Check your local rules on finishing basement walls in case you need to pull a permit. You might not need to if you’re sealing basement walls or painting them. However, you’ll likely need a permit if you need to construct new walls inside your concrete basement walls. You might also need a permit if you plan to add any plumbing or wiring in your walls. Pulling a permit if it’s needed is important to do, so that you don’t risk running into problems later on. For example, you might have trouble selling your home if you did this type of work without a permit when you should have pulled one.
When choosing materials for finishing basement walls, make sure you select ones that are specifically designed for use in this part of your home. These materials are typically resistant to rot and moisture, making them better options for basement environments. For example, you can use treated wood with concrete walls, or use drywall that’s made to be resistant to mildew and moisture. If your finished walls will have insulation, choose rigid foam board insulation rather than fiberglass batt insulation, which is vulnerable to moisture damage.

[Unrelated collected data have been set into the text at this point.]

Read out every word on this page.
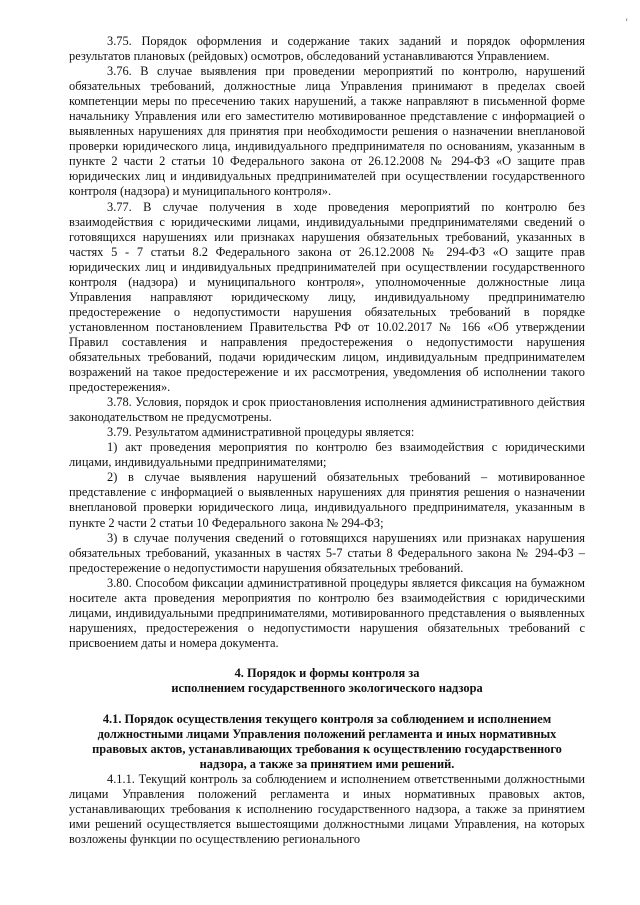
'

3.75. Порядок оформления и содержание таких заданий и порядок оформления результатов плановых (рейдовых) осмотров, обследований устанавливаются Управлением.

3.76. В случае выявления при проведении мероприятий по контролю, нарушений обязательных требований, должностные лица Управления принимают в пределах своей компетенции меры по пресечению таких нарушений, а также направляют в письменной форме начальнику Управления или его заместителю мотивированное представление с информацией о выявленных нарушениях для принятия при необходимости решения о назначении внеплановой проверки юридического лица, индивидуального предпринимателя по основаниям, указанным в пункте 2 части 2 статьи 10 Федерального закона от 26.12.2008 № 294-ФЗ «О защите прав юридических лиц и индивидуальных предпринимателей при осуществлении государственного контроля (надзора) и муниципального контроля».

3.77. В случае получения в ходе проведения мероприятий по контролю без взаимодействия с юридическими лицами, индивидуальными предпринимателями сведений о готовящихся нарушениях или признаках нарушения обязательных требований, указанных в частях 5 - 7 статьи 8.2 Федерального закона от 26.12.2008 № 294-ФЗ «О защите прав юридических лиц и индивидуальных предпринимателей при осуществлении государственного контроля (надзора) и муниципального контроля», уполномоченные должностные лица Управления направляют юридическому лицу, индивидуальному предпринимателю предостережение о недопустимости нарушения обязательных требований в порядке установленном постановлением Правительства РФ от 10.02.2017 № 166 «Об утверждении Правил составления и направления предостережения о недопустимости нарушения обязательных требований, подачи юридическим лицом, индивидуальным предпринимателем возражений на такое предостережение и их рассмотрения, уведомления об исполнении такого предостережения».

3.78. Условия, порядок и срок приостановления исполнения административного действия законодательством не предусмотрены.

3.79. Результатом административной процедуры является:

1) акт проведения мероприятия по контролю без взаимодействия с юридическими лицами, индивидуальными предпринимателями;

2) в случае выявления нарушений обязательных требований – мотивированное представление с информацией о выявленных нарушениях для принятия решения о назначении внеплановой проверки юридического лица, индивидуального предпринимателя, указанным в пункте 2 части 2 статьи 10 Федерального закона № 294-ФЗ;

3) в случае получения сведений о готовящихся нарушениях или признаках нарушения обязательных требований, указанных в частях 5-7 статьи 8 Федерального закона № 294-ФЗ – предостережение о недопустимости нарушения обязательных требований.

3.80. Способом фиксации административной процедуры является фиксация на бумажном носителе акта проведения мероприятия по контролю без взаимодействия с юридическими лицами, индивидуальными предпринимателями, мотивированного представления о выявленных нарушениях, предостережения о недопустимости нарушения обязательных требований с присвоением даты и номера документа.

4. Порядок и формы контроля за

исполнением государственного экологического надзора

4.1. Порядок осуществления текущего контроля за соблюдением и исполнением должностными лицами Управления положений регламента и иных нормативных правовых актов, устанавливающих требования к осуществлению государственного надзора, а также за принятием ими решений.

4.1.1. Текущий контроль за соблюдением и исполнением ответственными должностными лицами Управления положений регламента и иных нормативных правовых актов, устанавливающих требования к исполнению государственного надзора, а также за принятием ими решений осуществляется вышестоящими должностными лицами Управления, на которых возложены функции по осуществлению регионального
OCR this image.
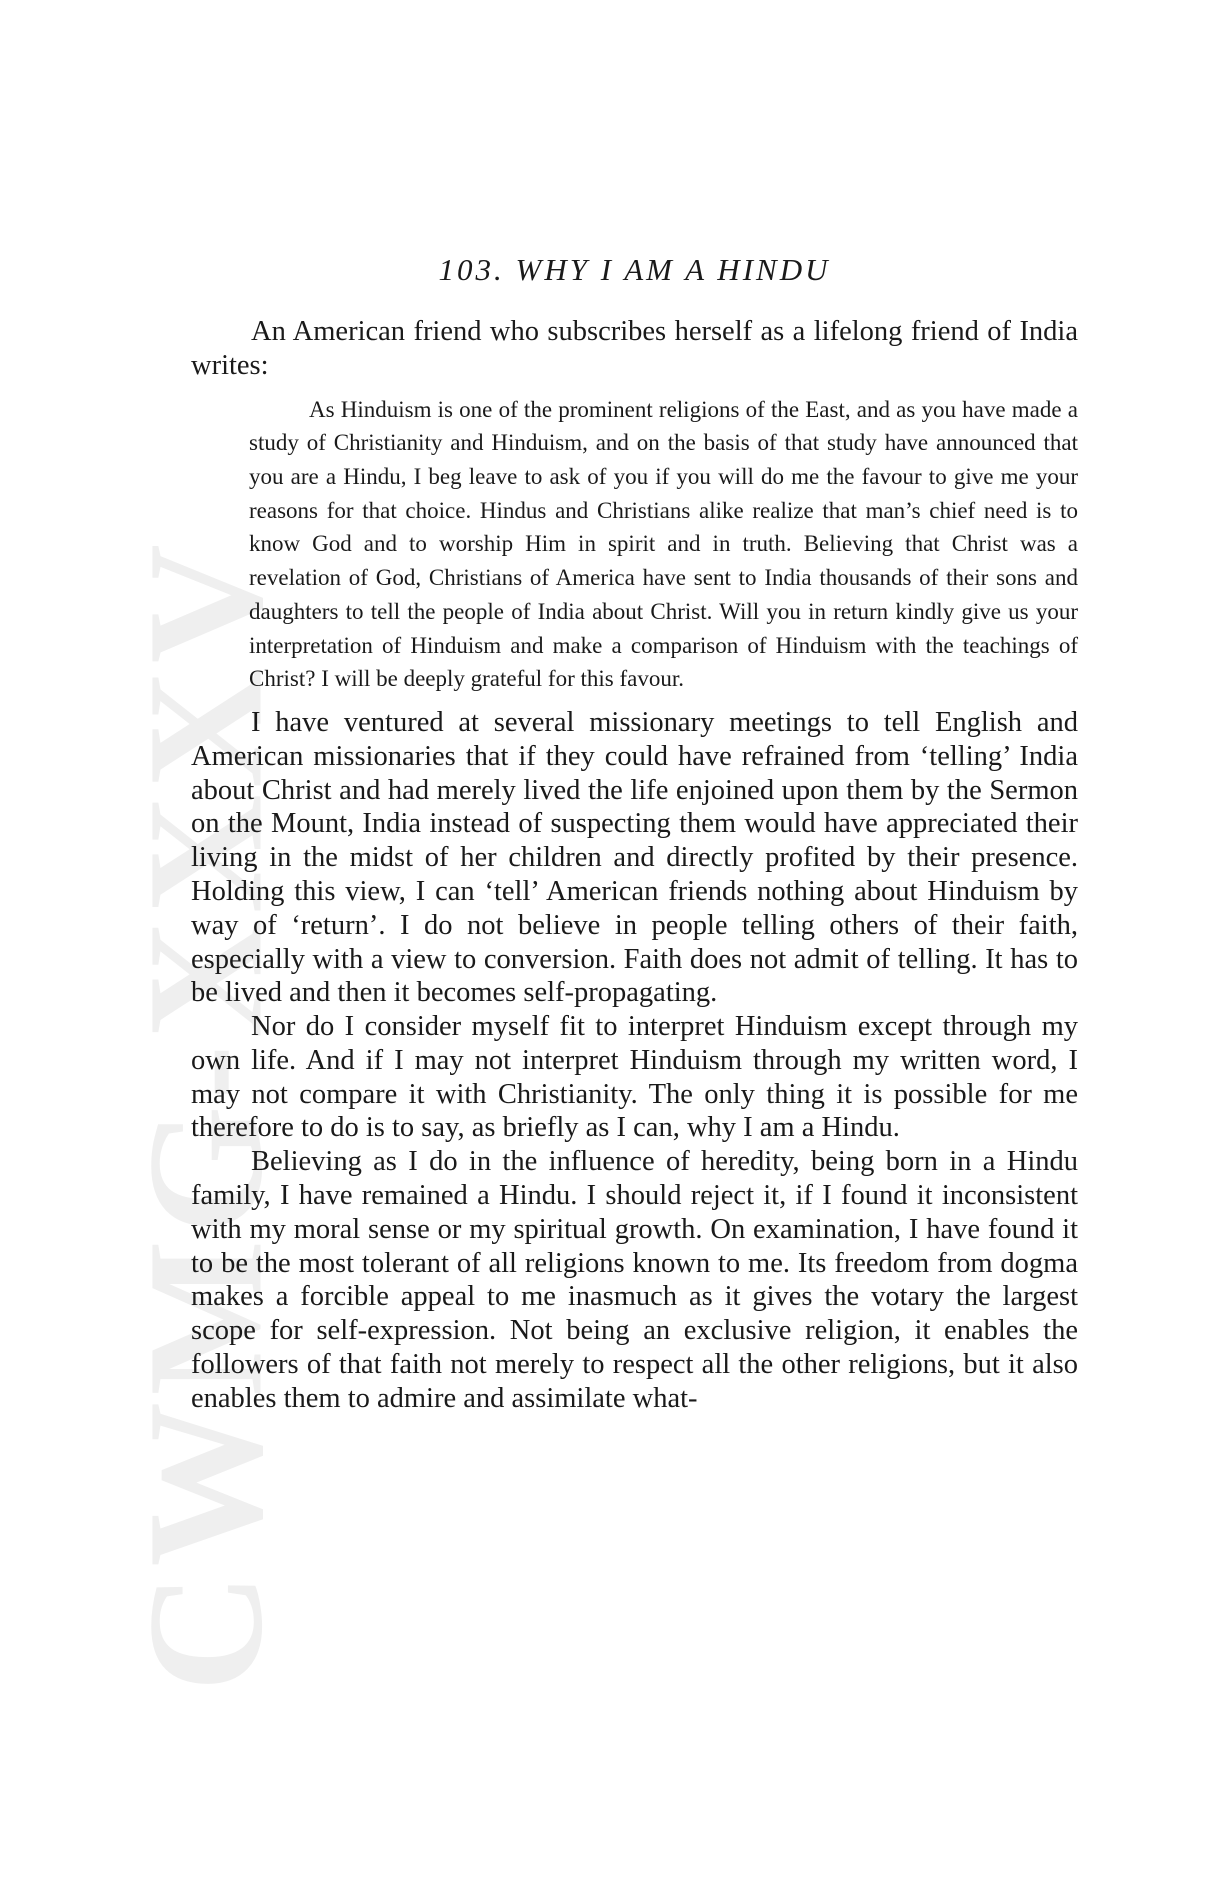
CWMG-XXXV
103. WHY I AM A HINDU

An American friend who subscribes herself as a lifelong friend of India writes:

As Hinduism is one of the prominent religions of the East, and as you have made a study of Christianity and Hinduism, and on the basis of that study have announced that you are a Hindu, I beg leave to ask of you if you will do me the favour to give me your reasons for that choice. Hindus and Christians alike realize that man’s chief need is to know God and to worship Him in spirit and in truth. Believing that Christ was a revelation of God, Christians of America have sent to India thousands of their sons and daughters to tell the people of India about Christ. Will you in return kindly give us your interpretation of Hinduism and make a comparison of Hinduism with the teachings of Christ? I will be deeply grateful for this favour.

I have ventured at several missionary meetings to tell English and American missionaries that if they could have refrained from ‘telling’ India about Christ and had merely lived the life enjoined upon them by the Sermon on the Mount, India instead of suspecting them would have appreciated their living in the midst of her children and directly profited by their presence. Holding this view, I can ‘tell’ American friends nothing about Hinduism by way of ‘return’. I do not believe in people telling others of their faith, especially with a view to conversion. Faith does not admit of telling. It has to be lived and then it becomes self-propagating.

Nor do I consider myself fit to interpret Hinduism except through my own life. And if I may not interpret Hinduism through my written word, I may not compare it with Christianity. The only thing it is possible for me therefore to do is to say, as briefly as I can, why I am a Hindu.

Believing as I do in the influence of heredity, being born in a Hindu family, I have remained a Hindu. I should reject it, if I found it inconsistent with my moral sense or my spiritual growth. On examination, I have found it to be the most tolerant of all religions known to me. Its freedom from dogma makes a forcible appeal to me inasmuch as it gives the votary the largest scope for self-expression. Not being an exclusive religion, it enables the followers of that faith not merely to respect all the other religions, but it also enables them to admire and assimilate what-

If your basement is damp or has moisture problems, you’ll need to correct this before finishing the walls. Depending on the problem, you might need to use a sealant on your walls or have a drain installed under the floor to prevent leaks. Once your basement is dry, you can work on finishing the walls.
What should you do if you plan to build new walls when pipes are in the way? The easiest solution is to leave the pipes where they are and build your new walls on the other side of them. While this reduces the amount of interior space you have in your basement, it’s a less costly and complex solution than having to reroute these pipes. If you’re going to need new wiring in your walls, have a licensed electrician handle this task.